BIG SPRING - Howard County Commissioners stopped short of saying they want to bring an underground nuclear storage facility to the area. In a meeting on Monday morning, Commissioners said they were open to learning more about the idea but only on their terms.
Former City Councilman Troy Tompkins made a presentation to Howard County Commissioners about the possibility of bringing an underground nuclear storage facility to Howard County. He says it's not an idea that should be ruled out right away.
County Judge Mark Barr feels everything should be looked into before shutting the idea down of a possible nuclear storage facility.
"I don't want to slam the door on anything that might help Howard County in the future but there is no way that we have enough information to make a decision," Barr said.
Judge Mark Barr has concerns about bringing a nuclear storage facility to Howard County.
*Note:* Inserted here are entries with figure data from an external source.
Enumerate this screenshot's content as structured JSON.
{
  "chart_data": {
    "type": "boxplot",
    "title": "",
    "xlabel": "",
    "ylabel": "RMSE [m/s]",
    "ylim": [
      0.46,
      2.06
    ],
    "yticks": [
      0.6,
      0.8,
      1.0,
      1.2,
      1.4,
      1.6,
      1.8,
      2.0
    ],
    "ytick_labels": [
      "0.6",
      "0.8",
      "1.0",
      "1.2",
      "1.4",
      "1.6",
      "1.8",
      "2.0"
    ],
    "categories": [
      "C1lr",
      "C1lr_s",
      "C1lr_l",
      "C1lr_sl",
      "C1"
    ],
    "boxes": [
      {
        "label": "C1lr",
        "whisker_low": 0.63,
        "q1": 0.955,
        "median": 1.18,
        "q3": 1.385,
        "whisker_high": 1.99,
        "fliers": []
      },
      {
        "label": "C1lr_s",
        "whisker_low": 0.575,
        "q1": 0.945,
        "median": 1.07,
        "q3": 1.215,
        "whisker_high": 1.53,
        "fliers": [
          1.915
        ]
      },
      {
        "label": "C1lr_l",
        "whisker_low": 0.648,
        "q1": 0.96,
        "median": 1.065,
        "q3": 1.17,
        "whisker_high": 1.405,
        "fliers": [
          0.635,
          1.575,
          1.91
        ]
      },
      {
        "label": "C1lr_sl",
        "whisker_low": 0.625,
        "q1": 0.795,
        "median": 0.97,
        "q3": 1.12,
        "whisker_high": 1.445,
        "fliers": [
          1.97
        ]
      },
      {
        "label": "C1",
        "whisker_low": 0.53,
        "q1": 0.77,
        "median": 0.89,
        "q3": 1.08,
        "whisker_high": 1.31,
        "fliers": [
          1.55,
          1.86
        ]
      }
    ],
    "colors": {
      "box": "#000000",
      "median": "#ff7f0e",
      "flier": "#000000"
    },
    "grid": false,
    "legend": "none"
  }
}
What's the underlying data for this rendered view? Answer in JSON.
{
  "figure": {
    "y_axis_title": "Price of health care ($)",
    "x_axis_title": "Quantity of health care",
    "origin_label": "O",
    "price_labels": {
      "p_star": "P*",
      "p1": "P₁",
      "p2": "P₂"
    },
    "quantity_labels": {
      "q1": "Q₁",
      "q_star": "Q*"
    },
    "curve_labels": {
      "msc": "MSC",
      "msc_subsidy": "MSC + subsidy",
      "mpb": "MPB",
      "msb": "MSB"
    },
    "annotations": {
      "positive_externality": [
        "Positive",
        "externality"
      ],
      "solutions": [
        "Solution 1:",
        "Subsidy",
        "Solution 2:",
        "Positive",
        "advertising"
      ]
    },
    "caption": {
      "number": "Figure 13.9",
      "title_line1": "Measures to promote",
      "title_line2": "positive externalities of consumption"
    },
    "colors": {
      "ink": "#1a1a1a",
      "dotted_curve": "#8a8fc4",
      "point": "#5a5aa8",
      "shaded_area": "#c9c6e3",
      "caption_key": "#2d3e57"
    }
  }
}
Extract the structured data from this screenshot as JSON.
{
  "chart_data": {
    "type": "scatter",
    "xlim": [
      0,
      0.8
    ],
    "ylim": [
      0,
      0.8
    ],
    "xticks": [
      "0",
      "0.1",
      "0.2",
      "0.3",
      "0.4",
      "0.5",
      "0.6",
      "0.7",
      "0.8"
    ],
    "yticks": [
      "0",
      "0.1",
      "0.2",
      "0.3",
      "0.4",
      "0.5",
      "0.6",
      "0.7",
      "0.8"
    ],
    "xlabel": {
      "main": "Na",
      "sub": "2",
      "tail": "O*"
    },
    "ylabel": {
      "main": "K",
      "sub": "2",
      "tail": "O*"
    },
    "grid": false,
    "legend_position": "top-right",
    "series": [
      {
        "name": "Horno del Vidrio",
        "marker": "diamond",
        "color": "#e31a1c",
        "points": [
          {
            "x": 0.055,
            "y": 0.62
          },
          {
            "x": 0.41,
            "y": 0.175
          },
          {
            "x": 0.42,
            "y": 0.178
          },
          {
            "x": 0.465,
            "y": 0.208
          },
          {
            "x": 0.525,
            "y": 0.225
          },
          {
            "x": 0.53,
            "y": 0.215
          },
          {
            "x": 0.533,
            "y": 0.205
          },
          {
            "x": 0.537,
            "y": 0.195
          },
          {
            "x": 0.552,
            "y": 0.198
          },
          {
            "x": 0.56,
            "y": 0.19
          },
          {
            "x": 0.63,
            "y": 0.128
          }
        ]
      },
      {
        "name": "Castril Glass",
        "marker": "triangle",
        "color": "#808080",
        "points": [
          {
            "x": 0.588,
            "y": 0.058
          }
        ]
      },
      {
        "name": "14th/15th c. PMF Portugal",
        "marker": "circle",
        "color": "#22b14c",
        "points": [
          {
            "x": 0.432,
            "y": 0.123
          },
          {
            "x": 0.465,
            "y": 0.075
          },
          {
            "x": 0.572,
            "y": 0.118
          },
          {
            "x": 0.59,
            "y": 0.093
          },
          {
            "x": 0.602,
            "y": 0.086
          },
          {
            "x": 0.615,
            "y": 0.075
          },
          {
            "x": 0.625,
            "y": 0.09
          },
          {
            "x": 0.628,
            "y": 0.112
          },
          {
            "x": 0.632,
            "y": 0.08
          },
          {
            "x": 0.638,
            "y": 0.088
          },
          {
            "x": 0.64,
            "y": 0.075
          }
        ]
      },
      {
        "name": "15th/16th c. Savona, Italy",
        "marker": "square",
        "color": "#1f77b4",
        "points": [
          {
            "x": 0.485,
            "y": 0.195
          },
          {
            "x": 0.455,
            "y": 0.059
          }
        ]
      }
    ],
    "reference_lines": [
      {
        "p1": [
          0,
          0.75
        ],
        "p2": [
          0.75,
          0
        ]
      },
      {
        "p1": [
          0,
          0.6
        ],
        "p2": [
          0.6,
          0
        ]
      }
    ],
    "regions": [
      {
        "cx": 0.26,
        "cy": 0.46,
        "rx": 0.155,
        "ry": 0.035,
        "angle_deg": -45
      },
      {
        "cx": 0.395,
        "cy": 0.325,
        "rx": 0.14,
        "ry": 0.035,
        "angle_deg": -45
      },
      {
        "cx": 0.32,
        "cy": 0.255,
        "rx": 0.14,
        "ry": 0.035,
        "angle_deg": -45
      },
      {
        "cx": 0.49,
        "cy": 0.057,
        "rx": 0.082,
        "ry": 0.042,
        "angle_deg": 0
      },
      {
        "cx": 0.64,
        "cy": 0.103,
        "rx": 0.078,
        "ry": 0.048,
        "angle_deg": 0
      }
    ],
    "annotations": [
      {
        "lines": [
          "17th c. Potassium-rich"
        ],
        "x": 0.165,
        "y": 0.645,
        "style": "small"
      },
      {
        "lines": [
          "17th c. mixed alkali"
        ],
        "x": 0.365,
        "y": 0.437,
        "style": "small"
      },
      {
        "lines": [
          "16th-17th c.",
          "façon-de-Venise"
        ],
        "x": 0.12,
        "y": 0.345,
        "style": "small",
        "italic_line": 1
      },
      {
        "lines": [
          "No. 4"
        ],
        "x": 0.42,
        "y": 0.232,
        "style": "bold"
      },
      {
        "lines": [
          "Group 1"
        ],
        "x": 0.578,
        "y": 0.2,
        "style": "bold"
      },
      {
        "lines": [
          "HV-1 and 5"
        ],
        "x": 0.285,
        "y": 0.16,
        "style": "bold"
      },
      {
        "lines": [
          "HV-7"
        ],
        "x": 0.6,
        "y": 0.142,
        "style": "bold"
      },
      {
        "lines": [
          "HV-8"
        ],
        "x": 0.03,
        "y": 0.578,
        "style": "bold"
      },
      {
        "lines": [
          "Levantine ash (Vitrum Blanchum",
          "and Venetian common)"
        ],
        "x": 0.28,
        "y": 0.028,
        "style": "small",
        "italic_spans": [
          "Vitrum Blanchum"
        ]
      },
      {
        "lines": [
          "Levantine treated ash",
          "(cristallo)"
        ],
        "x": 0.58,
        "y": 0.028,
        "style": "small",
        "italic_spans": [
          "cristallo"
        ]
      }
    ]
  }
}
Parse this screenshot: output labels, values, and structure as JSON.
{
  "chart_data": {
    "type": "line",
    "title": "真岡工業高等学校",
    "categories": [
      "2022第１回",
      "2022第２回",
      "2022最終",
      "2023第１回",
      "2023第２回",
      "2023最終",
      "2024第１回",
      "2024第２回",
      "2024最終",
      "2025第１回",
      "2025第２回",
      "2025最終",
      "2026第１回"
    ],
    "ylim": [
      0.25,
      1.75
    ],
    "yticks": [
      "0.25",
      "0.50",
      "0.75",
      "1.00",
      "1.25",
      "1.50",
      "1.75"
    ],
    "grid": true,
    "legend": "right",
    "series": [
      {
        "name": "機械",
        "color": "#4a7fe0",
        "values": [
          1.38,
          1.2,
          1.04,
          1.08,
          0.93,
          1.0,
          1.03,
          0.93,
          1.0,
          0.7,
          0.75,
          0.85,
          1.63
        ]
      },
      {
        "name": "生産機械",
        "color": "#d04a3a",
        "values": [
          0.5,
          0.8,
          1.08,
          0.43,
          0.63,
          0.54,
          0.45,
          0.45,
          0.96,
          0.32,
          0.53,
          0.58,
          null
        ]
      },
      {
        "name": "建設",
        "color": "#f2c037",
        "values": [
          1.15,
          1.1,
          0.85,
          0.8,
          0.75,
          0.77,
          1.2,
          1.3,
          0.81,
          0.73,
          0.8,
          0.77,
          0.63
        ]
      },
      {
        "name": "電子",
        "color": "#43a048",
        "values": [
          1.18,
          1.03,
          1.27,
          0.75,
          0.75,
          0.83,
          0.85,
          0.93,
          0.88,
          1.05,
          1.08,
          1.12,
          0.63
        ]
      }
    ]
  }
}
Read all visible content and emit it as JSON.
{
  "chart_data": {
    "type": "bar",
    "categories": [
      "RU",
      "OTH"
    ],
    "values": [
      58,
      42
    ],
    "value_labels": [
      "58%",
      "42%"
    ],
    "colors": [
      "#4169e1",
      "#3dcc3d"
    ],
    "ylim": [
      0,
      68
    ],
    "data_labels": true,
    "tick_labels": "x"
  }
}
Former City Councilman Troy Tompkins wanted the county to sign a non-binding letter simply agreeing to pursue more information about the possible site but the County didn't bite.
"If they got serious about it, there's one thing about the county saying 'yea, we want to talk about it,' but how serious are the developers wanting to talk about it, how serious are they, where are they in this time process," Barr said.
Judge Barr thinks the developers should approach the County about the idea but Tompkins thinks Howard County Commissioners should be the ones to make the first move, if they're interested in learning more about a nuclear storage facility.
"This is a consent based process which means it's up to host communities to approach the state, to approach the Federal Government to seek to be considered," Tompkins said.
Three other states including New Mexico have expressed interest in hosting an interim or permanent nuclear waste storage site, an investment of $154 million.
According to Barr, he feels the county should not be the only party committing to express interest. Tompkins feels it would be in the interest of everyone to get more information on the possible nuclear site.
"It would be advantageous for the residents to make an informed decision. The only way you can make an informed decision is to seek more information and that's where we are at now is seeking more information," Tompkins said.